Date of Award


Document Type


Degree Name

Master Of Science In Nursing

Colleges & School

Ruth S. Coleman College Of Nursing And Health Sciences

First Advisor

Ruth M. Waite, PhD, RN

Library of Congress Subject Heading

Traditional medicine--Mexico; Fever in children; Mexican American women--Wisconsin; Mexican American women--Health and hygiene


The purpose of this study was to identify the health care practices Mexican American mothers use for children with fever. The survey results (N = 47) indicated the following three most common practices: 1) giving acetaminophen (85%), 2) removing warm clothes (66%) and 3) giving ibuprofen (53%). The potentially harmful practice of administering aspirin to children with fever was indicated by 23% of the mothers. In addition, 29% of mothers placed alcohol on the body, a practice contraindicated by Western medicine. A variety of other remedies for fever were identified by Mexican American mothers including applying cold compresses, praying, giving cold baths, Vaporub, tea, placing tomatoes on the body, placing eggs on the body, dressing with clothes, using herbs, magic, enemas, electrolyte drinks, placing alcohol in the belly button, giving water, giving Nyquil, and keeping the child in the house.
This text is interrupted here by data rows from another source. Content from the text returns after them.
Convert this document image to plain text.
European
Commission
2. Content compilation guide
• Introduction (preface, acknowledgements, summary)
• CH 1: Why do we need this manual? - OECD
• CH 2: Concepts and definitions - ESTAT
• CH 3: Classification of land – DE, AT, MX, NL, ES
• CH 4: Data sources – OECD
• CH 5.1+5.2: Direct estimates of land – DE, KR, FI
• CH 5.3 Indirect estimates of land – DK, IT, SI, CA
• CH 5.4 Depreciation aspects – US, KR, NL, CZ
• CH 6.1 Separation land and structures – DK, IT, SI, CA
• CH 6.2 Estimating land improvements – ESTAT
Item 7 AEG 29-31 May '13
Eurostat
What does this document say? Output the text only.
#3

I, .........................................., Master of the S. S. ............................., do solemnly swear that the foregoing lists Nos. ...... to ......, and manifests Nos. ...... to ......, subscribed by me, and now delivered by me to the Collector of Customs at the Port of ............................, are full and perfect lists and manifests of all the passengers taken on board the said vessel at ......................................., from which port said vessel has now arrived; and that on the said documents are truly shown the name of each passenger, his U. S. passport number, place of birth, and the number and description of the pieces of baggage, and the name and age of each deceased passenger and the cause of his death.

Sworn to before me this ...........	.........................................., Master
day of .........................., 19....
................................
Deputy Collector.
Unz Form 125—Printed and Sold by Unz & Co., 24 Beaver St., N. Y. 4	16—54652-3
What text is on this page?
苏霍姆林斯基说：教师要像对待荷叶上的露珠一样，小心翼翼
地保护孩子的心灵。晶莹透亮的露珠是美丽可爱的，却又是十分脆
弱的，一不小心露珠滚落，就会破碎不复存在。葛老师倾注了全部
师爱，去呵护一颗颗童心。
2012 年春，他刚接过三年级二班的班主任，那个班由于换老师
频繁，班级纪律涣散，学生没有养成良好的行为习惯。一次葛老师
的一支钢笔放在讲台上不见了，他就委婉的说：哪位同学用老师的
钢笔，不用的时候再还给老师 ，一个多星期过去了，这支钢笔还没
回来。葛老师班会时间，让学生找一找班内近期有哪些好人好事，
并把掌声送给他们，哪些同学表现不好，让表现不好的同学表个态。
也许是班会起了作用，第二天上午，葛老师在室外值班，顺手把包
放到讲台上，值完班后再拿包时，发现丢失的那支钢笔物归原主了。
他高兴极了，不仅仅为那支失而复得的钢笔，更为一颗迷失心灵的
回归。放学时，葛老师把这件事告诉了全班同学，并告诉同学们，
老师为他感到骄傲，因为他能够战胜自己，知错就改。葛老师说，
No participants indicated the use of a curandero, placing mud on the body, or the use of azarcón. Thirty-six percent of the mothers reported using home remedies more due to lack of money or insurance. Forty three percent of the mothers used remedies obtained from Mexico. While many mothers in the survey utilized accepted Western practices, 96% of the mothers used alternative practices unique to the culture. After reviewing the study findings, the researcher encourages health care givers to practice culturally sensitive care and promotes increased awareness of teaching opportunities for Mexican American mothers about the safe and potentially unsafe practices of treating fever.